Воспитанный своей матерью Феодосией Петровной в христианской вере и преклонении перед русской монархией, молодой Леонтьев, подобно сотням образованных молодых людей тогдашней России, утерял как то, так и другое. Умственная спесь, поиск эстетических переживаний и чувственных наслаждений забили в нём и живую веру в Бога и русский государственный принцип. Хотя даже в пору самого яростного отчуждения от русской почвы Константин Николаевич «готов был удушить собственными руками того человека, который стал бы говорить что-нибудь против пасхальной заутрени в Московском Кремле».
Религию и монархию для него, студента медицинского факультета Московского Университета, заменяют хирургия и патологическая анатомия, краниология, френология и физиогномика. На протяжении всей своей жизни он остается крайним, порой до откровенного имморализма, эстетом, любящим роскошь, пышность и человеческую красоту.
Идя на первую встречу с И. Тургеневым, К. Леонтьев «ужасно боялся встретить человека, не годного в герои, некрасивого, скромного, небогатого, одним словом, жалкого труженика, которых вид и тогда уже прибавлял яду в мои внутренние язвы. Терпеть не мог я смолоду бесцветности, скуки и буржуазного плебейства, хотя и считал себя крайним демократом. Герои Тургенева были все такие скромные и жалкие… Я ужасно был рад, что он гораздо героичнее своих героев». Тургенев оказал помощь молодому литератору в первых публикациях — «он наставил и вознес меня; именно вознес; меня нужно было тогда вознести, хотя бы только для того, чтобы поставить на ноги». Позднее писатель-западник и писатель-публицист (славянофил-реакционер) кардинально разойдутся.
Писательская слава к К. Н. Леонтьеву (1831–1891) так никогда и не пришла. Ему не повезло со временем — это был золотой век русской прозы и произведения Ф. Достоевского и Л. Толстого, И. Тургенева и И. Гончарова начисто затмили его тонкую, эстетскую, порой почти декадентскую манеру письма. Но однажды русская литература, а не одни политика с философией, найдет для него законное место.
Разочарованный молодой литератор отправляется на войну — в Крым (К. Леонтьев был причислен к Белевскому егерскому полку, а затем к госпиталям в Керчи и Еникале). «Я ужасно боялся, что при моей жизни не будет никакой большой и тяжёлой войны. И, на мое счастье, пришлось увидеть разом — и Крым и войну».
Война взбодрила его, а сказочный мир Тавриды произвел на душу эстета то действие, которое Крым непременно производит с душей каждого одаренного русского человека: «Так было сладко на душе… Страна вовсе новая, полудикая, живописная; холмы то зеленые, то печальные, на берегу широкого пролива; красивые армянские и греческие девушки. Встречи новые. Одинокие прогулки по скалам, по степи унылой, по набережной при полной луне зимой».
Вернувшись к столичной жизни, охваченной лихорадкой освободительных реформ, которые он поначалу приветствует, К. Леонтьев вскоре обнаруживает, что его восторженный юношеский либерализм улетучивается.
Национальный поворот в русском обществе в 1861–1863 годах был характерен для многих.
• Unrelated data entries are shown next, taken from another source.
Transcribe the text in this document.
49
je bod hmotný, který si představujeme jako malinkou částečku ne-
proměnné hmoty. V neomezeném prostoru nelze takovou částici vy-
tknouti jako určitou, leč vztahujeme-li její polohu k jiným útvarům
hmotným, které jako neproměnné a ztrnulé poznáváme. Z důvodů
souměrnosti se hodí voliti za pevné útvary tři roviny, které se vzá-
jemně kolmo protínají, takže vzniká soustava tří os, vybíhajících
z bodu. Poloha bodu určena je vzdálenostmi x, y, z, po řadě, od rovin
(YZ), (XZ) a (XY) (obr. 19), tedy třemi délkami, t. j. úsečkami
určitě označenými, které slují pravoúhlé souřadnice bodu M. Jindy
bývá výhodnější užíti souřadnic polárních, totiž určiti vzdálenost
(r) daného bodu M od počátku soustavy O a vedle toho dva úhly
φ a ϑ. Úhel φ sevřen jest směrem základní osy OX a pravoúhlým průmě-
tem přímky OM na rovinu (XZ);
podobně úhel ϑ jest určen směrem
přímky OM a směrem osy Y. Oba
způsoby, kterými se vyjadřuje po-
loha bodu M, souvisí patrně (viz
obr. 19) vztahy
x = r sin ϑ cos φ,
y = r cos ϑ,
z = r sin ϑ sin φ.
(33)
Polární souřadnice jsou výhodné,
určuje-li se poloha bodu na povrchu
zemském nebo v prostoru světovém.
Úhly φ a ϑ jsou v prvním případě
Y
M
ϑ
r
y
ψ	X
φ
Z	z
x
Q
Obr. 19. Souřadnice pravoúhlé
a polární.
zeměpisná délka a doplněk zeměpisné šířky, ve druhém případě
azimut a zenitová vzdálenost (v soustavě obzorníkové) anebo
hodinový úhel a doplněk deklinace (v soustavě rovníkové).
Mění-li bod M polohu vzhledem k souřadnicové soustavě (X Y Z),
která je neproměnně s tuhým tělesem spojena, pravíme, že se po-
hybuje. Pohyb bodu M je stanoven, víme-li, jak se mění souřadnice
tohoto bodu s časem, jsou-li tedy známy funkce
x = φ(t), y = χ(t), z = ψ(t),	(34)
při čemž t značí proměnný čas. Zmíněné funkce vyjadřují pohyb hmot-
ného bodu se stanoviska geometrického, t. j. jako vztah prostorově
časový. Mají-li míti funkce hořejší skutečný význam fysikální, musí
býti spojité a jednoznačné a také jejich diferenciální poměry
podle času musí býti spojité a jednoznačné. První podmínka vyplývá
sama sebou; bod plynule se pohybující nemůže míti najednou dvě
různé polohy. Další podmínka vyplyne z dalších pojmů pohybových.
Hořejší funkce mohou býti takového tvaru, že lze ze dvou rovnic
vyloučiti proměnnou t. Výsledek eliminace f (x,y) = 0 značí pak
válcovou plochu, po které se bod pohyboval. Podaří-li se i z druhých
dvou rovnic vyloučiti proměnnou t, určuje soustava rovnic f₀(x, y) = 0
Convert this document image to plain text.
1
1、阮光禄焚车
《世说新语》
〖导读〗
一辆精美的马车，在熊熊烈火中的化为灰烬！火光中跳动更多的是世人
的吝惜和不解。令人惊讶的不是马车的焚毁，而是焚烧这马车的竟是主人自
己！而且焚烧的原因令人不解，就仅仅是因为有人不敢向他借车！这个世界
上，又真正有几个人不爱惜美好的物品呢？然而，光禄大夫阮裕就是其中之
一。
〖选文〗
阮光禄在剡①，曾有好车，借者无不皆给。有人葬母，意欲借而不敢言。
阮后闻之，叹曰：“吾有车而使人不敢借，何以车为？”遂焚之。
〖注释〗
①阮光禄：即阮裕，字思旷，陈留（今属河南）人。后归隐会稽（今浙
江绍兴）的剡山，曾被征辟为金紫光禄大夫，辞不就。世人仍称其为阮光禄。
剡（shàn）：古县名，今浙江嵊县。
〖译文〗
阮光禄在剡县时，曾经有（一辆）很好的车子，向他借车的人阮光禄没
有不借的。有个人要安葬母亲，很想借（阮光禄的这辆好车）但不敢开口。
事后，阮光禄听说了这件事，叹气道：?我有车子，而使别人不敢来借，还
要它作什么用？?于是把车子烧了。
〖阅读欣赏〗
И западники, и славянофилы, и министры, и литераторы были уверены, что снятие с крестьян крепостной зависимости, демонтаж жестких скреп «николаевской реакции» приведут к освобождению живых русских (славянофилы были уверены, что русских) сил, к бурлению народной самодеятельности и самоорганизации. Вместо этого народ оказался растерян и дезориентирован тем, что был разрушен привычный порядок жизни, а высвободилось и зафонтанировало то, что оказалось ещё гнуснее взяточничества и бюрократии.
Сальноволосый нигилизм «базаровых», подогреваемый чернышевскими и герценами, и дошедший к 1862 года до эпидемии поджогов в Санкт-Петербурге; изменнический «патриотизм заграницы», характерный для либералов; наконец — польский мятеж, направленный на расчленение России и отторжение от неё не только Польши, но и Малороссии и Белоруссии. Ответом на это стал мощный консервативный поворот, возглавленный М. Н. Катковым и захвативший многих, от Аксакова до Достоевского. Однако ни у кого он в России не зашел дальше, чем у Леонтьева.
Эстетическое восприятие Леонтьева было оскорблено тем, что он увидел в пореформенном мире. Он с возмущением наблюдал за тем, как русского человека, ещё своеобразного и экзотичного в своих чертах (и добрых и дурных — это для Леонтьева было почти всё равно) превращают в «среднего европейца». Европа «решительно стремится к китайскому идеалу — сделать всех одинаковыми», — возмущается он.
«Европа идет к буржуазной безличности и к такому ужасающему однообразию, что… приходит в голову: дикие люди однообразны и тупы — но как волки; а будущие европейцы будут тоже однообразны и тупы — но как трудолюбивые и жирные бобры».